Neutrino cooling effect of primordial hot areas in dependence on its size

TL;DR

This paper investigates how primordial hot areas in the universe, potentially formed by density fluctuations and surviving as black hole clusters, cool via neutrino emissions, especially at temperatures above 3 MeV.

Contribution

It introduces a detailed analysis of neutrino cooling effects in primordial hot regions, emphasizing their significance for black hole cluster temperatures.

Findings

Neutrino cooling is effective for temperatures above 3 MeV.

The mechanism operates across a wide range of parameters.
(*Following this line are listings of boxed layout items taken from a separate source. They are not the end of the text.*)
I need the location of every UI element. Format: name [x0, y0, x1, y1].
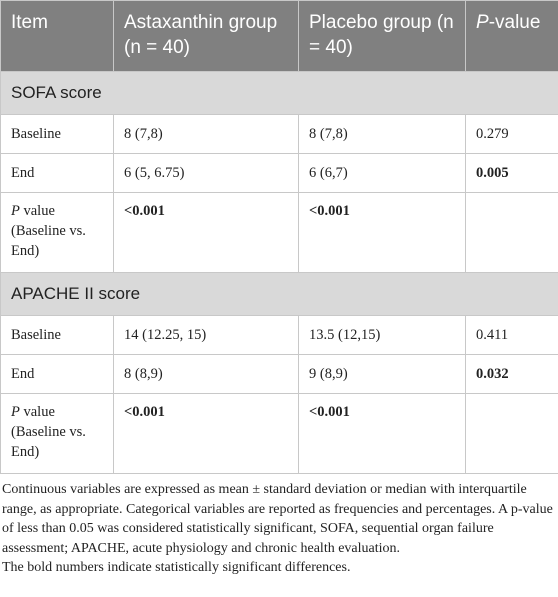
cell: 0.005 — [465, 153, 558, 193]
header-row: Item Astaxanthin group (n = 40) Placebo … — [0, 0, 558, 72]
italic-p: P — [11, 203, 20, 219]
cell-text: value (Baseline vs. End) — [11, 203, 86, 259]
cell: 0.279 — [465, 114, 558, 154]
row: End 6 (5, 6.75) 6 (6,7) 0.005 — [0, 153, 558, 193]
cell: Baseline — [0, 315, 114, 355]
cell: P value (Baseline vs. End) — [0, 192, 114, 273]
header-cell: Astaxanthin group (n = 40) — [113, 0, 299, 72]
row: End 8 (8,9) 9 (8,9) 0.032 — [0, 354, 558, 394]
italic-p: P — [476, 12, 489, 33]
row: P value (Baseline vs. End) <0.001 <0.001 — [0, 192, 558, 273]
cell: End — [0, 354, 114, 394]
header-cell: Item — [0, 0, 114, 72]
cell: 0.411 — [465, 315, 558, 355]
cell — [465, 192, 558, 273]
cell: 8 (7,8) — [113, 114, 299, 154]
bold-value: 0.005 — [476, 165, 509, 181]
italic-p: P — [11, 404, 20, 420]
cell: 6 (5, 6.75) — [113, 153, 299, 193]
cell: Baseline — [0, 114, 114, 154]
row: Baseline 8 (7,8) 8 (7,8) 0.279 — [0, 114, 558, 154]
cell: 8 (7,8) — [298, 114, 466, 154]
section-title: SOFA score — [0, 71, 558, 115]
footnote: Continuous variables are expressed as me… — [2, 482, 553, 556]
row: P value (Baseline vs. End) <0.001 <0.001 — [0, 393, 558, 474]
cell: <0.001 — [298, 192, 466, 273]
cell: P value (Baseline vs. End) — [0, 393, 114, 474]
footnotes: Continuous variables are expressed as me… — [0, 474, 558, 578]
cell: 0.032 — [465, 354, 558, 394]
header-text: -value — [488, 12, 541, 33]
bold-value: <0.001 — [124, 203, 165, 219]
cell: 13.5 (12,15) — [298, 315, 466, 355]
row: Baseline 14 (12.25, 15) 13.5 (12,15) 0.4… — [0, 315, 558, 355]
footnote: The bold numbers indicate statistically … — [2, 560, 351, 575]
bold-value: <0.001 — [309, 203, 350, 219]
cell: <0.001 — [113, 192, 299, 273]
cell: <0.001 — [113, 393, 299, 474]
section-row: SOFA score — [0, 71, 558, 115]
cell: End — [0, 153, 114, 193]
header-cell: Placebo group (n = 40) — [298, 0, 466, 72]
cell-text: value (Baseline vs. End) — [11, 404, 86, 460]
bold-value: <0.001 — [309, 404, 350, 420]
bold-value: <0.001 — [124, 404, 165, 420]
cell: 9 (8,9) — [298, 354, 466, 394]
cell: 6 (6,7) — [298, 153, 466, 193]
cell: <0.001 — [298, 393, 466, 474]
cell — [465, 393, 558, 474]
bold-value: 0.032 — [476, 366, 509, 382]
cell: 8 (8,9) — [113, 354, 299, 394]
section-row: APACHE II score — [0, 272, 558, 316]
header-cell: P-value — [465, 0, 558, 72]
results-table: Item Astaxanthin group (n = 40) Placebo … — [0, 0, 558, 474]
section-title: APACHE II score — [0, 272, 558, 316]
cell: 14 (12.25, 15) — [113, 315, 299, 355]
Primordial black hole clusters can retain hot regions due to neutrino cooling.

Abstract

We consider the temperature dynamics of hypothetical primordial hot areas in the Universe. Such areas can be produced by the primordial density inhomogeneities and can survive to the modern era, in particular due to primordial black hole (PBH) cluster of size $R \gtrsim 1$ pc and more. Here we concentrate on the neutrino cooling effect which is realized due to reactions of weak $p\leftrightarrow n$ transitions and $e^{\pm}$ annihilation. The given neutrino cooling mechanism is found to work in a wide range of parameters. For those parameters typical for PBH cluster considered, the cooling mechanism is quite valuable for the temperatures $T \gtrsim 3$ MeV.